I truly empathize with the stuff you've been through, which is kinda of eerie. You deserve the best, and I hope all this struggle will help smooth out the future bumps before they get too big. Congrats. Now go do it and report back.
I've been married for just over two years; I think you're just getting out of that honeymoon phase and will learn to love each other in a whole new way soon. The counseling may be helpful, maybe not; it's really what you make of the techniques and suggestions the counselor offers. In one sense you're in that frustrating part of the marriage where you have to break through that plateau and get past some issues that marriage introduces. Secondly I would tell you that alot of what you said really describes relationships in general. Women tend to let our their emotions and that can mean pulling out some old complaints as needed. They will also nag and generally not treat you as well as they could. I feel it's a form of retaliation for not getting the treatment they may think they deserve. When my wife gets all b!tchy, instead of getting upset, I think about whether I'm giving her attention or that extra kindness. Usually just focusing on those two things for a couple of hours will get her back to normal. Relationships aren't easy, fortunately you haven't mentioned anything that would really break the marraige, I think you just need to learn and adapt to a new life as a married man Good luck and I wish you the best... whenever you think about giving up on the marriage remind yourself of why you got married to begin with ... there is a lot to be thankful of in a marriage...
Great News! Congrats. It sounds like you are in a better place and the relationship is too. You deserve a lot of credit for being willing to work on the relationship and yourself like that. Glad to hear it is going well.
Alright, now you are back in the saddle. Time to break her heart for all the turmoil she has caused you. Break it off immediatly, tell her she was a jerk and doesn't deserve someone as good as you. Or..... Just make love to her and be happy it is working out. You choose. DD
This is the model. Love. He responded with patience and kindness instead of keeping a list of all the ways she wronged him first in his mind. He didn't seek out revenge, but instead tried to discover how he had created some of the problem. That's freaking HUGE!!!! RM95 is a friend of mine off this board. I'm INTENSELY proud of him. And so happy for him as well.
MM, I don't think that is fair, upon reviewing the thread I think most people that responded were like you and I, wishing RM the best. I am happy for him....and glad that he is on the good side of the 50% divorce rate. GO RM !! DD
what did you want us to do when people ask for it? i told him to walk away. what is he supposed to do when she outright says she doesn't feel as strongly about him as before? it could have easily gone the other way and he could have wasted a year of his life. i'm glad it didn't. but, i felt it was best to walk away from my own experience. then again, i've never been married.

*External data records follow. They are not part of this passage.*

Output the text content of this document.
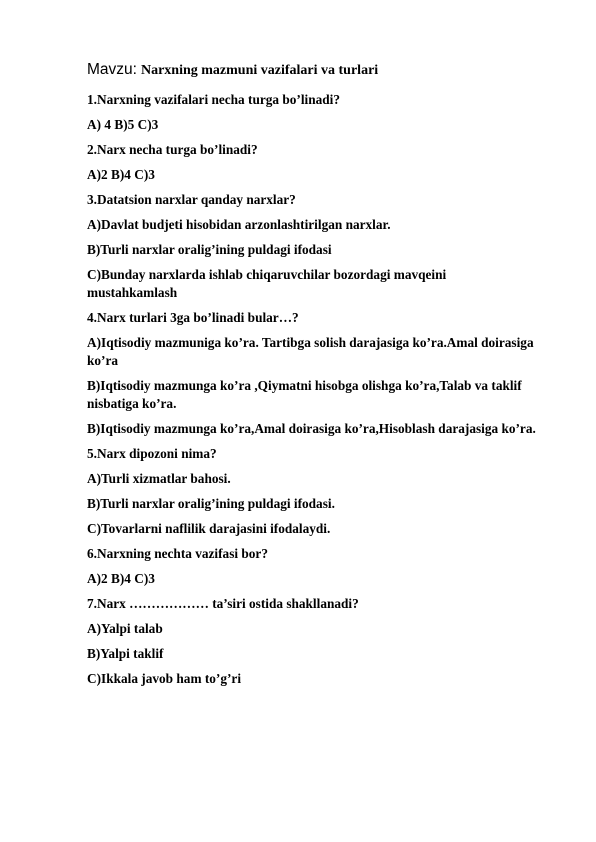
Mavzu: Narxning mazmuni vazifalari va turlari
1.Narxning vazifalari necha turga bo’linadi?
A) 4 B)5 C)3
2.Narx necha turga bo’linadi?
A)2 B)4 C)3
3.Datatsion narxlar qanday narxlar?
A)Davlat budjeti hisobidan arzonlashtirilgan narxlar.
B)Turli narxlar oralig’ining puldagi ifodasi
C)Bunday narxlarda ishlab chiqaruvchilar bozordagi mavqeini mustahkamlash
4.Narx turlari 3ga bo’linadi bular…?
A)Iqtisodiy mazmuniga ko’ra. Tartibga solish darajasiga ko’ra.Amal doirasiga ko’ra
B)Iqtisodiy mazmunga ko’ra ,Qiymatni hisobga olishga ko’ra,Talab va taklif nisbatiga ko’ra.
B)Iqtisodiy mazmunga ko’ra,Amal doirasiga ko’ra,Hisoblash darajasiga ko’ra.
5.Narx dipozoni nima?
A)Turli xizmatlar bahosi.
B)Turli narxlar oralig’ining puldagi ifodasi.
C)Tovarlarni naflilik darajasini ifodalaydi.
6.Narxning nechta vazifasi bor?
A)2 B)4 C)3
7.Narx ……………… ta’siri ostida shakllanadi?
A)Yalpi talab
B)Yalpi taklif
C)Ikkala javob ham to’g’ri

Yeah, I think the people who told him to walk away were really just trying to help. You can't fault them for that. I haven't read the whole thread and I'm certainly no expert seeing as how I've never been married (although that will probably change sometime this year...) but it seems to me that RM95 and his wife sort of panicked when the honeymoon phase of their relationship/marriage was over. Maybe it just took them longer than normal to figure out that this phenomenon is..........completely normal. At any rate, I'm glad it worked out for the best. But remember that a marriage takes constant work. But it sounds like you guys get that now, so all my best!
Yeah, we both understand that a lot better now. The beauty of this is that it's like we're right back in that honeymoon phase, but we have the foundation to carry on once it's over again. But we'll be taking full advantage in the meantime. It's awesome that you are so aware of that too before getting married. Thanks for all the well wishes guys. For all the pain I've gone through in the last four months, it's really been probably the most productive time in my life and it's helped me realize what great friends and family I have.
RM95, congratulations. I really admire what you did, and her determination to make it work. We're looking at our 29th anniversary in February, and went through our bad times as well. All these years, and today our love is as strong as ever. Good luck, and keep it going!